Carmelite Hotel Aberdeen

I always look forward to staying in Aberdeen, but finding a bed for the night is a problem. Demand for hotel rooms in the granite city outstrips supply: the city was recently named as the fourth most expensive place to stay in the UK.
So I was delighted to find the Carmelite, a smartly refurbished, moderately priced hotel of architectural interest, slap bang in the city centre, just off the historic area, known as the Green, that sits under the shadow of Union Street. At £75 for a double room with what turned out to be a jolly decent breakfast, I couldn't see any hitch.
I had no idea then that it was located in what police regard as the most crime-ridden beat in Scotland. I had discounted Aberdonian friends' tales of being propositioned around here by prostitutes, and overlooked the preponderance of exceedingly rough pubs in the vicinity. I had forgotten that Aberdeen is a working port of call for hard-bitten oil workers and fishermen who feel a pressing urge to blow a gasket when they get on dry land. Being a townie myself, I don't mind a bit of local colour and urban edginess. It is, after all, one of the essential characteristics of a proper city.
The Carmelite has a predictable, play-safe menu: pork belly, Mediterranean vegetables to shut up the moaning vegetarians, duck in Asianish manifestation, all the modern brasserie clichés like sun-blushed tomatoes, rocket and garlic flatbread, crème brulée and sticky toffee pudding.

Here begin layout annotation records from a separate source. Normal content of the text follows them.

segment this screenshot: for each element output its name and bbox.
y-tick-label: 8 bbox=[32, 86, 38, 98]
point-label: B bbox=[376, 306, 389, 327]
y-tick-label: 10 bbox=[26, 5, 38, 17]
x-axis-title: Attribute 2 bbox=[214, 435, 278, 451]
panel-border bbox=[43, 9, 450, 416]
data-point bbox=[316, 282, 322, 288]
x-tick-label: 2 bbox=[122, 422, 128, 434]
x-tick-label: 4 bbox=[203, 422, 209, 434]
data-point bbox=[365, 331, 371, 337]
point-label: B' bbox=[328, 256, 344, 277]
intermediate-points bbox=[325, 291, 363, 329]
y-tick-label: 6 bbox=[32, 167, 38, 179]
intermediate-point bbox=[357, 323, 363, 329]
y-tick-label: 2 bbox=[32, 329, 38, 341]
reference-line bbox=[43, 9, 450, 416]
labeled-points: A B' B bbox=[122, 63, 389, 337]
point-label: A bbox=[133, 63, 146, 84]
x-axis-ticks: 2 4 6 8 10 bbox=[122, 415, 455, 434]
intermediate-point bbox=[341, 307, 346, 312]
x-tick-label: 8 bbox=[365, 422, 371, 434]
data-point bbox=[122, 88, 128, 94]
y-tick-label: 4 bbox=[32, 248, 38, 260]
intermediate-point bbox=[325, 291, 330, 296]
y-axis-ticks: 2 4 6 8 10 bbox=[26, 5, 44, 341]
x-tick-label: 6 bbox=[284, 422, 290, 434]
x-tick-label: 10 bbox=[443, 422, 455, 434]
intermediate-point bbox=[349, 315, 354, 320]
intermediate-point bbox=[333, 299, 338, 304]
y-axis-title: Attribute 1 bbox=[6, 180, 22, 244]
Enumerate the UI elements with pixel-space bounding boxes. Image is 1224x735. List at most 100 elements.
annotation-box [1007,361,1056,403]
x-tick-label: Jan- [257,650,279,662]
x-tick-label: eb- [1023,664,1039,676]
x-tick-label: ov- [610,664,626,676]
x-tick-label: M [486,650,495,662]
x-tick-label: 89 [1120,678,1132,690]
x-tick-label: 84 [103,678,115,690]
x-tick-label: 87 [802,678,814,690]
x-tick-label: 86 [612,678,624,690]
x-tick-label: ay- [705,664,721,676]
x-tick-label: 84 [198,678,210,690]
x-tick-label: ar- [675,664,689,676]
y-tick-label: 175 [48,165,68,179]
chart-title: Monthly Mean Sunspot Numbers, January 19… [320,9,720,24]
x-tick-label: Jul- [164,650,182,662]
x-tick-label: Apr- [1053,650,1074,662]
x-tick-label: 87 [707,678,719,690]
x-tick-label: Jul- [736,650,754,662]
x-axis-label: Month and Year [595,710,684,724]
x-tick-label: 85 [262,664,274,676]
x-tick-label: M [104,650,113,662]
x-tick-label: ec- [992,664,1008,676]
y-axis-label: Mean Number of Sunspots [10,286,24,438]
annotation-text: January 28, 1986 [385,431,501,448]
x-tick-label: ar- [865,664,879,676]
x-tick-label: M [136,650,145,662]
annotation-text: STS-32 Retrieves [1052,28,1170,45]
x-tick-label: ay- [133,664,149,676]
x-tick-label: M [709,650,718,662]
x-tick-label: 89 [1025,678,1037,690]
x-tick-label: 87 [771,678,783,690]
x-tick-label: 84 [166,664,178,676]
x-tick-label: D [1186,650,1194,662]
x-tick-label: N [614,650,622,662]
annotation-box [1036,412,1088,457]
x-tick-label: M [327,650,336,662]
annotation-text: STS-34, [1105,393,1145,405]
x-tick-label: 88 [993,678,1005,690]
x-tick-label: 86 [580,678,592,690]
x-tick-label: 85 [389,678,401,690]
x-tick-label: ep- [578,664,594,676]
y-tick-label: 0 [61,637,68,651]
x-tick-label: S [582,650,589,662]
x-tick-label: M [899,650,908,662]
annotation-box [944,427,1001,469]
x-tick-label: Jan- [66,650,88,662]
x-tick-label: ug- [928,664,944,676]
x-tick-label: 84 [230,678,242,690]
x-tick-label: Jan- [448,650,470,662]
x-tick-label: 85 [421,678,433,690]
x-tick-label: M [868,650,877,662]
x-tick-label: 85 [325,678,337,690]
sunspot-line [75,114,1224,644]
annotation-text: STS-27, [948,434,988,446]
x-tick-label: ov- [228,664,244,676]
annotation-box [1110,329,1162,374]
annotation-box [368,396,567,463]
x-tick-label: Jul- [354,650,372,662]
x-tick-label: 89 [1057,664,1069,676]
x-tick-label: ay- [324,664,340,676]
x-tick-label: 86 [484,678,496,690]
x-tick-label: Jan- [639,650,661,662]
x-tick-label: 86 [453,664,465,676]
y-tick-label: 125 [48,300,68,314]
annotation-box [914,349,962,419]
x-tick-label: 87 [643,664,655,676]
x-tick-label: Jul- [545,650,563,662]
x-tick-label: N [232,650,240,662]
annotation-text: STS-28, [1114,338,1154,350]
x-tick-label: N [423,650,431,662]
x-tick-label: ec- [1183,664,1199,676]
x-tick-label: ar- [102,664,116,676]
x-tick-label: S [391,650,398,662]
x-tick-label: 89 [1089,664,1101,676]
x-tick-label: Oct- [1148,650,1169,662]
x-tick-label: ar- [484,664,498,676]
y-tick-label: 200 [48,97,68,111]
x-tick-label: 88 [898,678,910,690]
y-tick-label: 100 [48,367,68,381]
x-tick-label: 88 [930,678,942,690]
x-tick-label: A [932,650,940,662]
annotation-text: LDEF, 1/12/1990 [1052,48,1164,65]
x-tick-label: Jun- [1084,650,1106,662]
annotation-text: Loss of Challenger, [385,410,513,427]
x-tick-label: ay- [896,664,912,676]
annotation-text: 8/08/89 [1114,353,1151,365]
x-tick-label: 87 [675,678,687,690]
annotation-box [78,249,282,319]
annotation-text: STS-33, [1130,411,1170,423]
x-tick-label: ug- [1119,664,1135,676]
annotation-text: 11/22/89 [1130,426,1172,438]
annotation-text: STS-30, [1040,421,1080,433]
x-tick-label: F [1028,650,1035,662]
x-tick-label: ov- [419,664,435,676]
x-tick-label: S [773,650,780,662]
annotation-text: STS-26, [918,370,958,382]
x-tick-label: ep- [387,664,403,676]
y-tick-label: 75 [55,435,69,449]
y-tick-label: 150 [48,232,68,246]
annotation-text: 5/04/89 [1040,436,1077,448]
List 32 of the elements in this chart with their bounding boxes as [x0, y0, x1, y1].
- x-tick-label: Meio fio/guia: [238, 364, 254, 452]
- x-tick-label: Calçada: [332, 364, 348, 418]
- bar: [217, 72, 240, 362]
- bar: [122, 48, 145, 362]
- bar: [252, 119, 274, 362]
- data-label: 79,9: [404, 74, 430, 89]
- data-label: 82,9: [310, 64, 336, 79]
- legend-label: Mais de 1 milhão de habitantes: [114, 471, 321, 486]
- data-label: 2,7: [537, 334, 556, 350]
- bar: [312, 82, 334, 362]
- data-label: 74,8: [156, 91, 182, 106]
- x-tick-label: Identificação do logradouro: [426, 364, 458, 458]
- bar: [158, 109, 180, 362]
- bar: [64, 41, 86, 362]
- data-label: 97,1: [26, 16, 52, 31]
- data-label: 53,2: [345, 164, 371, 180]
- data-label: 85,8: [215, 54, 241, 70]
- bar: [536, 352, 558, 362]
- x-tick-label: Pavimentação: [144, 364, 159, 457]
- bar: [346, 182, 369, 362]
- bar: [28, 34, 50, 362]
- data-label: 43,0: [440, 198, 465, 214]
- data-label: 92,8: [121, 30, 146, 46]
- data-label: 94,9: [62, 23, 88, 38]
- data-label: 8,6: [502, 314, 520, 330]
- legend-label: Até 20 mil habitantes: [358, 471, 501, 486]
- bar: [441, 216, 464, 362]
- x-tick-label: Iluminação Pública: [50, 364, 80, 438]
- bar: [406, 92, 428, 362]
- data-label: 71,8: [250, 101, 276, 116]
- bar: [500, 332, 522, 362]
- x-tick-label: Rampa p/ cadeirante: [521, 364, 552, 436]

But within these increasingly familiar limits, the Carmelite put in a creditable performance. A soup made from fresh tomatoes, properly seasoned and cooked down to concentrate their flavour, made a pleasantly home-spun starter. A salad featuring sweet, firm-fleshed, well-fried scallops, not the super-sized, water-soaked, bloated specimens you often get in middle range restaurants. Served with a mealy, peppery black pudding and lively cresslike "micro leaves", they were only let down by the over-lean, feeble-tasting bacon lardons.
A thick-cut sirloin steak, properly hung and big on flavour, was confidently criss-cross charred. Fish patties - a local twist on fish cakes - would have been more of a success if they hadn't resembled an overcooked soufflé served with an over-poached egg. Two prissy dribbles of Hollandaise sauce couldn't lubricate the dish. The same overly eggy firmness dogged a goat's cheese tart. A shame, because the pastry was crumbly and home-made and a perky baby spinach salad with chewy, meaty sun-dried tomatoes flanked it nicely.
More disappointingly, a chocolate bread-andbutter pudding was this time underpowered on the chocolate front, so it ended up tasting neither chocolatey nor custardy, just a bit strange.
I was pretty happy with the whole experience until I tried to drive my car away the next morning, only to find that it had been vandalised, along with every other car in the street. My subsequent dealings with Grampian Police have left me mightily impressed with their efforts and their effectiveness, positively admiring of what they have to deal with, now I understand what they are up against. Grampian police recently released disturbing CCTV footage, timed to coincide with a meeting of the licensing board, showing graphic scenes of street disorder in the city.
What a pity that the downtown area of a fine city like Aberdeen turns into the wild west, or rather, the wild east, at the weekend. Both residents and visitors deserve better.